Procedures & Innovations Pacemakers & Defibrillators
Implantable Cardioverter-Defibrillators: Pacemakers & Defibrillators
An implantable cardioverter-defibrillator (ICD) is used to detect and suppress the presence of heart arrhythmias (irregular heartbeats).
ICDs can convert the arrhythmia back to a normal rhythm by delivering an electrical shock to the heart.
Candidates for ICDs are people at risk for sudden death from arrhythmias, including those with:
- A history of cardiac arrest
- Tachycardia (the heart beats too quickly) or bradycardia (the heart beats too slowly)
- Cardiomyopathy (diseased heart muscle)
- Reduced pumping function of the heart
Headed by Hasan Garan, MD, Henry M. Spotnitz, MD, and Michael Argenziano, MD, Columbia University Medical Center physicians implant two major types of
ICDs: pacemakers and implantable defibrillators.
What is a Pacemaker?
A pacemaker is a small, battery-operated device that helps the heart beat in a regular rhythm.
It is the treatment of choice for patients with bradycardia (slow heartbeat), but is less commonly used for tachycardia (fast heartbeat).
Pacemakers can be permanent (internal) or temporary (external).
A pacemaker sends electrical impulses to the heart when needed to aid in the proper pumping of blood.
Pacemakers are composed of two parts: the generator and the leads.
The generator stores the battery and regulatory information for the heartbeat.
In an internal pacemaker, the generator is typically located beneath the collar bone.
The leads are wires that extend from the generator through a large vein to the heart, delivering electrical impulses that tell the heart when to beat.
Some benefits of pacemakers include minor surgery, short hospital stay, and improved quality of life.
Risks include complications during surgery such as bleeding, infection, or abnormal heart rhythms, and the interference of environmental devices, such as powerful magnets or proximal cell phones.
What is an Implantable Defibrillator?
An implantable cardiac defibrillator is a device about the size of a pager that monitors your heart rate.

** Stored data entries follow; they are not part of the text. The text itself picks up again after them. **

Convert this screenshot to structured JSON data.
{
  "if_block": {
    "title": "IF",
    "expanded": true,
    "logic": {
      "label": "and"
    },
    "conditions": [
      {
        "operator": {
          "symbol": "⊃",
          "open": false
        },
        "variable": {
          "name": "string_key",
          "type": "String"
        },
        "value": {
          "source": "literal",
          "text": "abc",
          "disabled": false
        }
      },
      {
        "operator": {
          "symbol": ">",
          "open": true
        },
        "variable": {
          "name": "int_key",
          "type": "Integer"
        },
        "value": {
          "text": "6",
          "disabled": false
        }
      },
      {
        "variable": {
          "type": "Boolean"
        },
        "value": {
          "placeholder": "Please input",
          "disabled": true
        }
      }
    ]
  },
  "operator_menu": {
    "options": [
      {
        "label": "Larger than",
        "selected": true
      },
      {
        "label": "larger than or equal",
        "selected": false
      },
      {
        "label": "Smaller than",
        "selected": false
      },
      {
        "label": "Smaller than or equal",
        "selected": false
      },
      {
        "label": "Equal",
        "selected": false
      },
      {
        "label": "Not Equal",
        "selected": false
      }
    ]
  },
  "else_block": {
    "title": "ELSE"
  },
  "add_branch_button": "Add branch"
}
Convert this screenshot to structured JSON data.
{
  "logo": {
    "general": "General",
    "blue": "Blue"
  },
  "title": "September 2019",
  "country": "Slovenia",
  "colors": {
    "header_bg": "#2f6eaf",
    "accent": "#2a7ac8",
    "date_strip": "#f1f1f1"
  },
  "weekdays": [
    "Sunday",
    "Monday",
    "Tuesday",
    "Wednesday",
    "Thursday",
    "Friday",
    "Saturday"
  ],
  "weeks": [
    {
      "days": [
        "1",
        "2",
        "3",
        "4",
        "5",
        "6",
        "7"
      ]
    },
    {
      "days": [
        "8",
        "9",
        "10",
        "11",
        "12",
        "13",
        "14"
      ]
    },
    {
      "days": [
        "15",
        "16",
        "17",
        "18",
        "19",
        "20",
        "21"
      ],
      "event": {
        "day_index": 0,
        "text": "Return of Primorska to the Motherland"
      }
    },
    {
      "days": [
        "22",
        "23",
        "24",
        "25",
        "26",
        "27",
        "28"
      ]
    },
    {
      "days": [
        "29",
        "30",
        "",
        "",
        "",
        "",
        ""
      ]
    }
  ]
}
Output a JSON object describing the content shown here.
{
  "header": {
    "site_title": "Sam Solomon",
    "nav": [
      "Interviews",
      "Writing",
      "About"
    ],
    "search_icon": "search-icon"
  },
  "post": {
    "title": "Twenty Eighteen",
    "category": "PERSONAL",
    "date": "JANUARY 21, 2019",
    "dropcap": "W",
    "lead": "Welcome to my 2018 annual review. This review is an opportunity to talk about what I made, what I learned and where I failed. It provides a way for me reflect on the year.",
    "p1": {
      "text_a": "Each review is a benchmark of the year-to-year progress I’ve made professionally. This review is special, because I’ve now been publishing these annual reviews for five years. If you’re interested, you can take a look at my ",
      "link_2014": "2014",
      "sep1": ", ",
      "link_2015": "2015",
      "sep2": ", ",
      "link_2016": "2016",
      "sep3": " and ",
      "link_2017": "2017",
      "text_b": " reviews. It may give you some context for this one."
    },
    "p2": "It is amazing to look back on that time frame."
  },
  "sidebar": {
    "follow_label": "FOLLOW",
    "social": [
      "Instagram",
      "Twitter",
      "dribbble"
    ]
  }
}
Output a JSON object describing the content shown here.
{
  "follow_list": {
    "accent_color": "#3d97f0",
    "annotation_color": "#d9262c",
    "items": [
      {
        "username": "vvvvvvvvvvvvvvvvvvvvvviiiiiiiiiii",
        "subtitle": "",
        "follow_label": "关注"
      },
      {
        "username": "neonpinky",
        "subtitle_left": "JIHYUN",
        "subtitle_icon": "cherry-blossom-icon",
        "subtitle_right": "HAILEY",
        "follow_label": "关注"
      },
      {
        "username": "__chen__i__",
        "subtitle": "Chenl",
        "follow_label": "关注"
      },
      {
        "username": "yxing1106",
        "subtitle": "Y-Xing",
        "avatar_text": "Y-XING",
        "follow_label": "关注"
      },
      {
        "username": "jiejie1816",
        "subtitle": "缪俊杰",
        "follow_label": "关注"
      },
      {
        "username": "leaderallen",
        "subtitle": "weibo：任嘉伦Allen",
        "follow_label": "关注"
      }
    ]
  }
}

It is positioned below the collarbone.
It is typically used to detect tachycardia and deliver a strong electrical shock to restore the heartbeat to normal.
However, many defibrillators can also function as pacemakers, delivering a weaker shock to correct bradycardia as well.
A defibrillator consists of:
- A pulse generator with batteries and a capacitor that sends a powerful shock to the heart
- An electronic logic circuit to tell the device when to discharge
- Lead electrodes placed in the heart to sense cardiac rhythm and deliver the shock to the heart muscle
Some benefits of implantable defibrillators include longer life, improved quality of life, and increased peace of mind.
Risks include the surgical implantation itself, the potentially unnecessary shocks delivered by the device, and possible followup surgeries for generator replacement.